I've come to sympathize with her on that one, here in Binghamton, which is pretty much Alfred's polar opposite. BU is big (and, accordingly, less personal), research-oriented instead of teaching-oriented, a bit full of itself, and suspicious of anything simple. Many times I never quite understand what I'm taught--and I often disagree, at least in part, when I do. More than once I've considered leaving. I've never woken up, smacked my head, and gone, that's it! I'm supposed to teach English all my life! That's what my entire academic and personal life has built up to! So I wonder whether there's something else I ought to be doing, and how badly I might be screwing up the future I could be having by staying at a school I've never really liked, just to do something about which I've never really been sure. It's a good thing this was the only grad school I was accepted to.

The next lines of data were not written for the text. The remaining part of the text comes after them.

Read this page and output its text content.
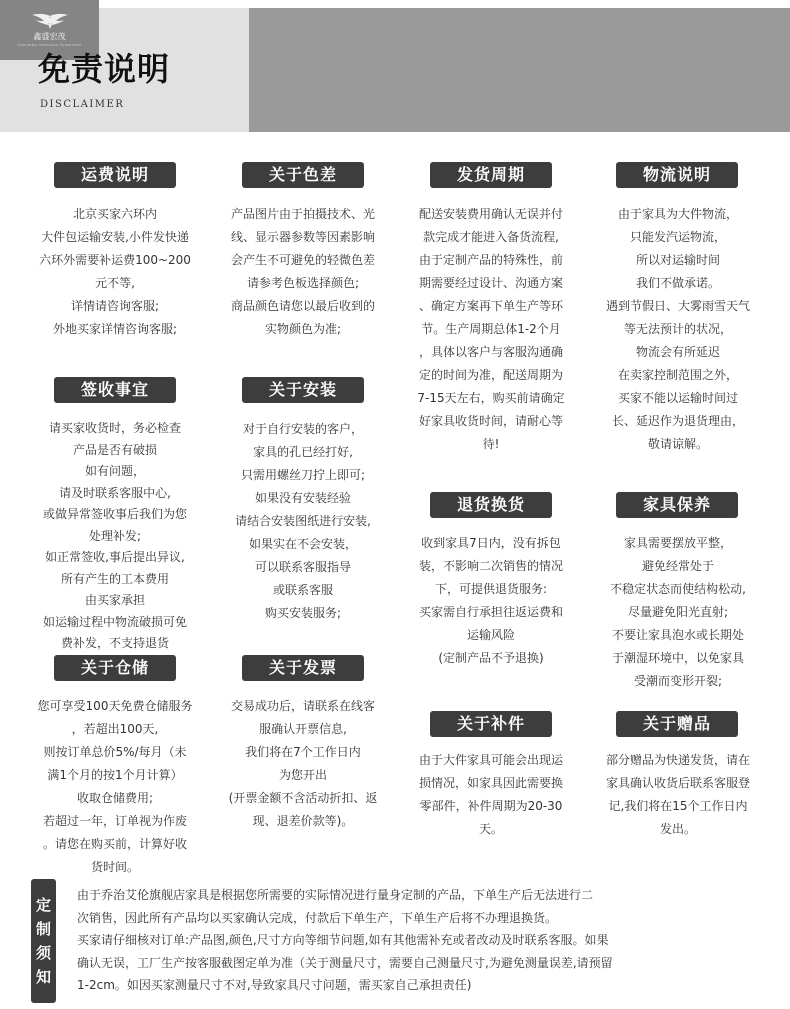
鑫盛宏茂
XINSHENG HONGMAO FURNITURE
免责说明
DISCLAIMER
运费说明

北京买家六环内

大件包运输安装,小件发快递

六环外需要补运费100~200

元不等,

详情请咨询客服;

外地买家详情咨询客服;

关于色差

产品图片由于拍摄技术、光

线、显示器参数等因素影响

会产生不可避免的轻微色差

请参考色板选择颜色;

商品颜色请您以最后收到的

实物颜色为准;

发货周期

配送安装费用确认无误并付

款完成才能进入备货流程,

由于定制产品的特殊性，前

期需要经过设计、沟通方案

、确定方案再下单生产等环

节。生产周期总体1-2个月

，具体以客户与客服沟通确

定的时间为准，配送周期为

7-15天左右，购买前请确定

好家具收货时间，请耐心等

待!

物流说明

由于家具为大件物流，

只能发汽运物流，

所以对运输时间

我们不做承诺。

遇到节假日、大雾雨雪天气

等无法预计的状况，

物流会有所延迟

在卖家控制范围之外，

买家不能以运输时间过

长、延迟作为退货理由，

敬请谅解。

签收事宜

请买家收货时，务必检查

产品是否有破损

如有问题，

请及时联系客服中心,

或做异常签收事后我们为您

处理补发;

如正常签收,事后提出异议,

所有产生的工本费用

由买家承担

如运输过程中物流破损可免

费补发，不支持退货

关于安装

对于自行安装的客户，

家具的孔已经打好,

只需用螺丝刀拧上即可;

如果没有安装经验

请结合安装图纸进行安装,

如果实在不会安装，

可以联系客服指导

或联系客服

购买安装服务;

退货换货

收到家具7日内，没有拆包

装，不影响二次销售的情况

下，可提供退货服务:

买家需自行承担往返运费和

运输风险

(定制产品不予退换)

家具保养

家具需要摆放平整，

避免经常处于

不稳定状态而使结构松动,

尽量避免阳光直射;

不要让家具泡水或长期处

于潮湿环境中，以免家具

受潮而变形开裂;

关于仓储

您可享受100天免费仓储服务

，若超出100天,

则按订单总价5%/每月（未

满1个月的按1个月计算）

收取仓储费用;

若超过一年，订单视为作废

。请您在购买前，计算好收

货时间。

关于发票

交易成功后，请联系在线客

服确认开票信息,

我们将在7个工作日内

为您开出

(开票金额不含活动折扣、返

现、退差价款等)。

关于补件

由于大件家具可能会出现运

损情况，如家具因此需要换

零部件，补件周期为20-30

天。

关于赠品

部分赠品为快递发货，请在

家具确认收货后联系客服登

记,我们将在15个工作日内

发出。

定
制
须
知

由于乔治艾伦旗舰店家具是根据您所需要的实际情况进行量身定制的产品，下单生产后无法进行二

次销售，因此所有产品均以买家确认完成，付款后下单生产，下单生产后将不办理退换货。

买家请仔细核对订单:产品图,颜色,尺寸方向等细节问题,如有其他需补充或者改动及时联系客服。如果

确认无误，工厂生产按客服截图定单为准（关于测量尺寸，需要自己测量尺寸,为避免测量误差,请预留

1-2cm。如因买家测量尺寸不对,导致家具尺寸问题，需买家自己承担责任)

But there's my reminder (and I guess Erica's, too), farther up the page, courtesy of C.S. Lewis. Lacking a clear understanding that composition instruction is definitely not my thing (which I don't have so far--and it was out of a sincere desire to learn more about English and teaching that I went to grad school, and in sincerity that my friends and I prayed that I'd end up wherever I was supposed to), there's no real answer yet as to whether my being here is good or bad. Binghamton will have been the wrong choice if I make an awful, disobedient thing out of it--if I spend my time trying to prove that I'm brighter than everyone else, for example (not that you don't have to do well to get a job in English, but you can do well out of a desire to please God and help build others up with your knowledge, or you can do it for many other reasons--ones to which I'm definitely not immune). Even being in a place like Alfred wouldn't help me if that was all I was going to do with it. But if I am sincerely, every day, trying to figure out how best to love the people I see every class (both the classes I teach and the ones I attend) and how to convey to them what's real and what's true and what's joyful, then of course it will have been the right place.

Even for the disobedient, wrong turns are never permanent--the sinful choice, once repented of, gets redeemed. David lost one son through his adultery and murder. But after David's repentance, God give him another--also Bathsheba's!--that went on to be king, and an excellent king at that. Assuming I had come here out of questionable motives, ones I knew were questionable, it would take only willingness to do what was right. If God's will and Binghamton were totally incompatible, things would happen that would mean I had to leave--maybe similarly to how, post-Big-Fish-Incident, God didn't switch Jonah's assignment to a quiet ministry in Tarshish, but sent him right back up to Nineveh. But if Binghamton was within His will, then even having come there for all the wrong reasons would turn out, like with David, for good.

So here I am, and until further notice, I intend (God forgive the moments I wimp out or forget) to be here without looking back to where I might have gone. God will lead me out of anyplace I really, truly shouldn't be. Everything else is a matter of raw material.